What does biofilm look like?

Posted on August 1, 2011

Okay, so this may gross out some of you, but it is really interesting (if not slightly terrifying when you try to figure out how we are still walking around and haven’t been taken over by bacteria).

Bacteria in biofilm grow as communities, not single cells.  They are very resistant to our body’s defenses.  One of the first defenses your body sends in to attack an intruder is the phagocyte.  It is a white blood cell which comes in and finds the intruder.  It will bind to it, engulf it, release enzymes to attack it.  It calls in its friends to let them know your body is under attack. 

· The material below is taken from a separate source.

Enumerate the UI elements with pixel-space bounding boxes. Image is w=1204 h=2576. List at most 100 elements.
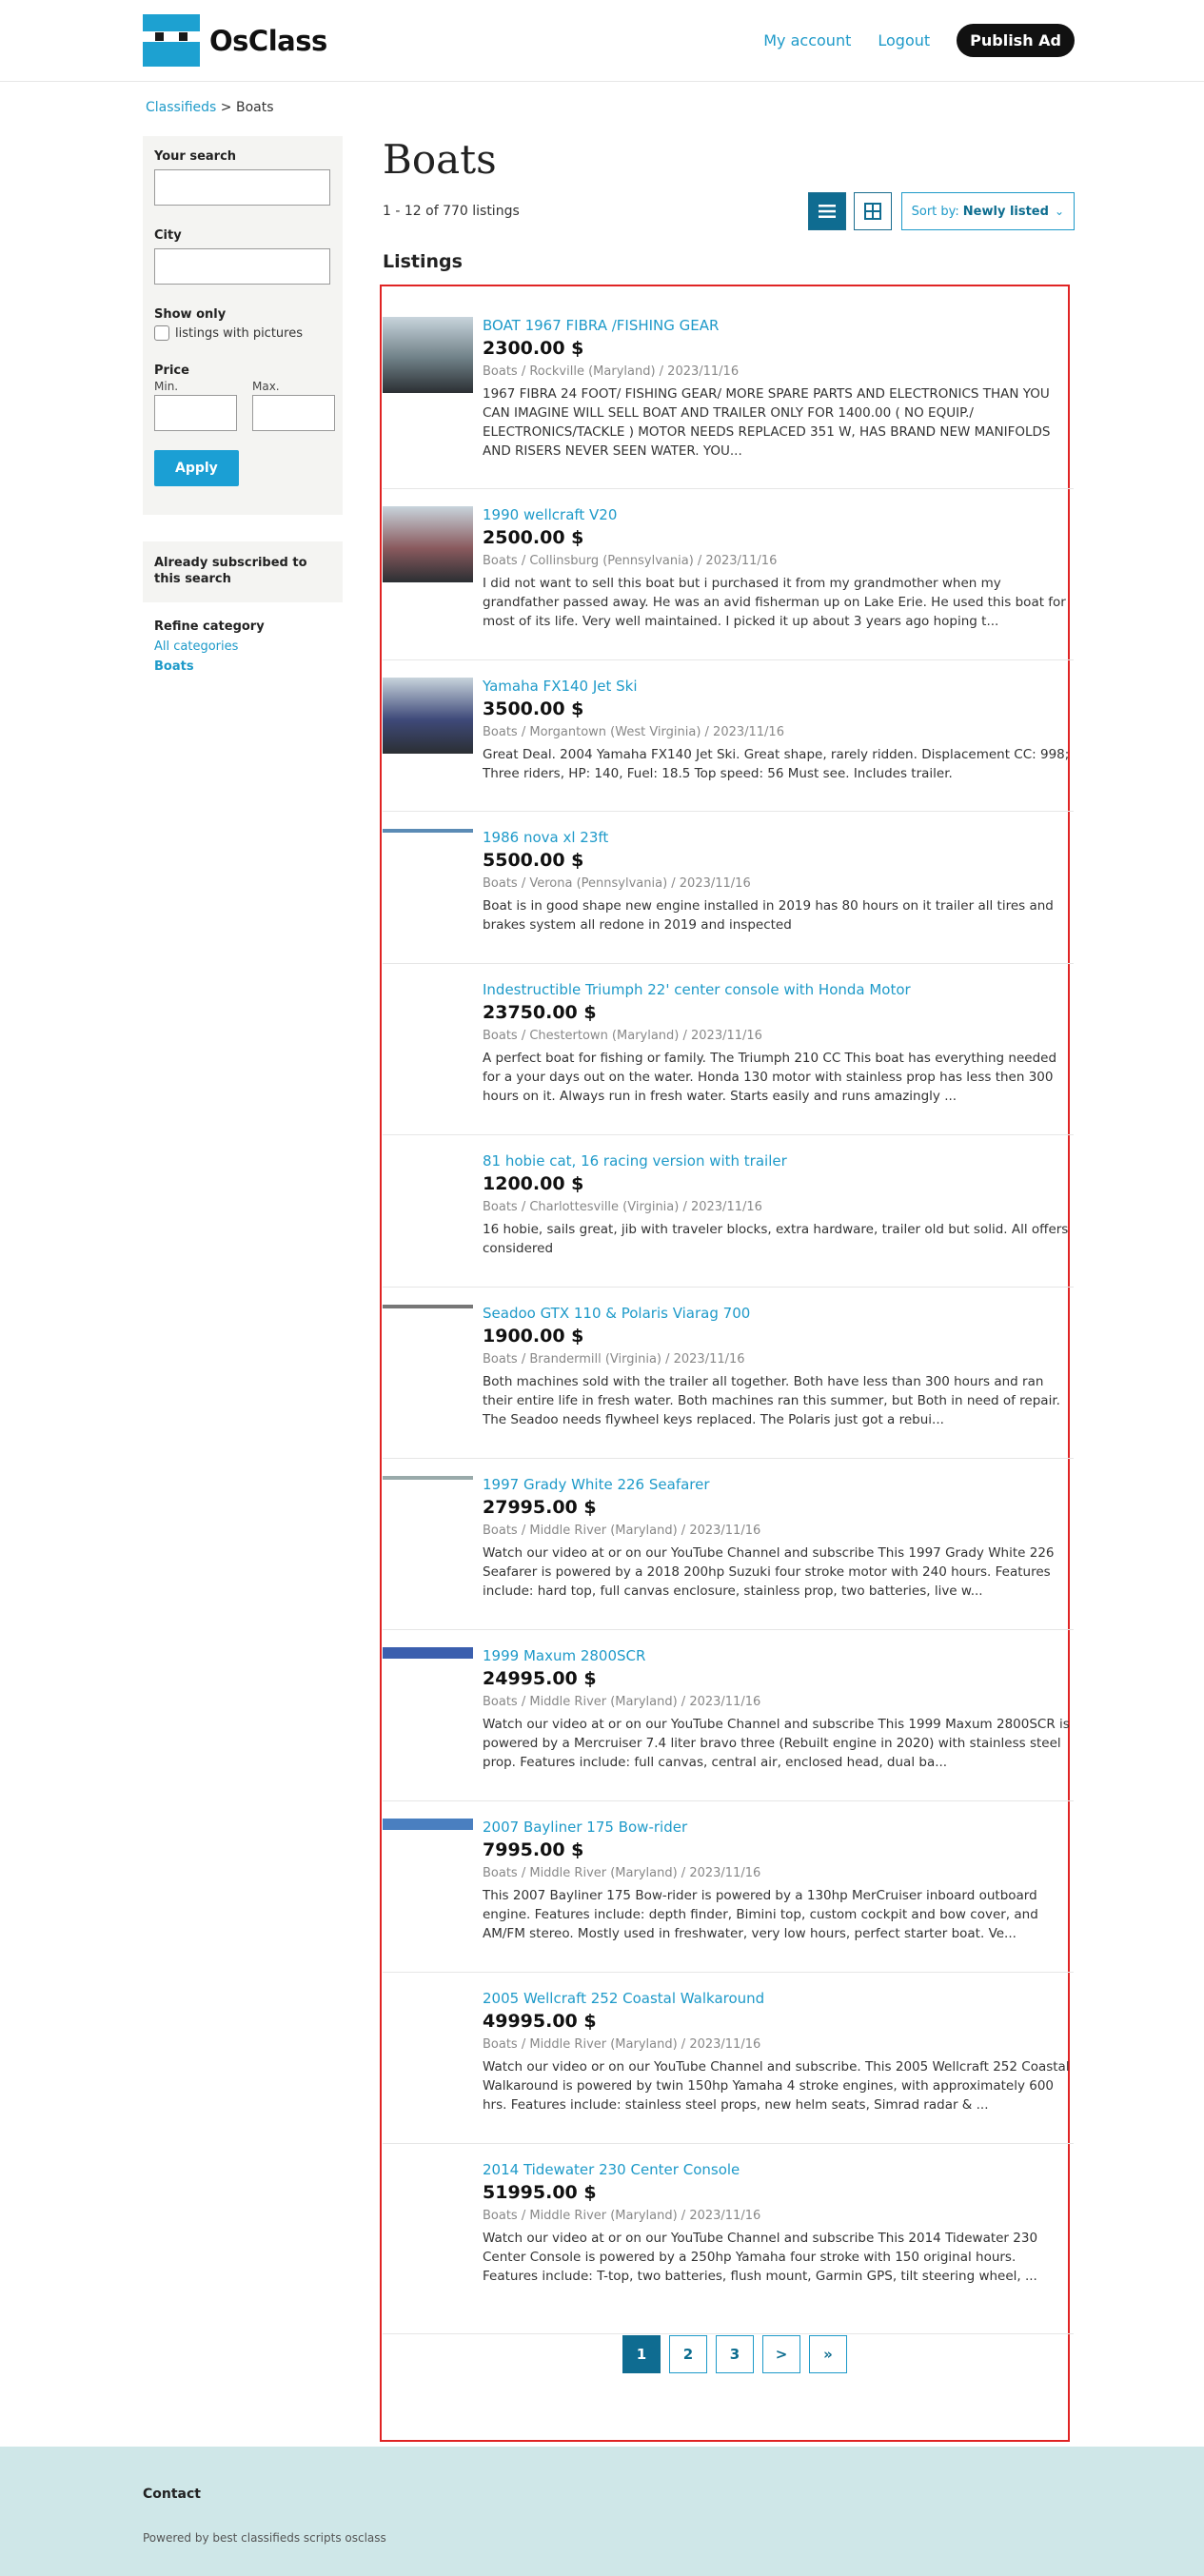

Phagocytes can’t get rid of biofilm.  The scientists discuss something called “frustrated phagocytes.”  They try and try to get rid of the bacteria in the biofilm.  And they get madder and madder.  And they release more enzymes.  Many think this is what leads to bone breakdown around prosthesis.  We know injecting steroids can help sometimes with this.  Why?  It is calming down those angry, frustrated phagocytes.

Biofilm bacteria are colonies of different bacteria which are LINKED.  (This is the scary part.)  They have intercommunications which share cytoplasm- so they exchange DNA, including resistance to antibiotics.  There are also electrical connections.  They showed a study where one end of a biofilm was exposed to an antibiotic, and within seconds the whole biofilm reacted, even those parts far away from where the antibiotic was.

Eek.

When you do cultures, you can’t culture the biofilm.  It is stuck like tape onto your body.  Cultures only can get the one or two bacteria which have been shed off and are floating in your blood or saliva.  The biofilm scientists believe cultures are misleading us.  They can only detect the floaters.  And the dose of antibiotic which kills the floaters is much less than that needed to kill the biofilm.  1000X less. 

Egads.

This whole thing is much more complex.  We need bacteria.  We have good bacteria.  Somehow, with all of this stuff we are discovering, we are still walking around talking, eating, dancing, and working.  Somehow we are still here.  And we get a bad cold or sinus infection, and we heal.  Sometimes with antibiotics, sometimes without.  We have a lot to learn.  As I have discussed in other blogs, we need to separate out which bacteria are bad and make us sick, and which ones are okay.

Biofilm is interesting.  I think it will be a integral part of improving how we treat infections, and how we approach implantable devices in our bodies- from hip replacements to cardiac valves to breast implants.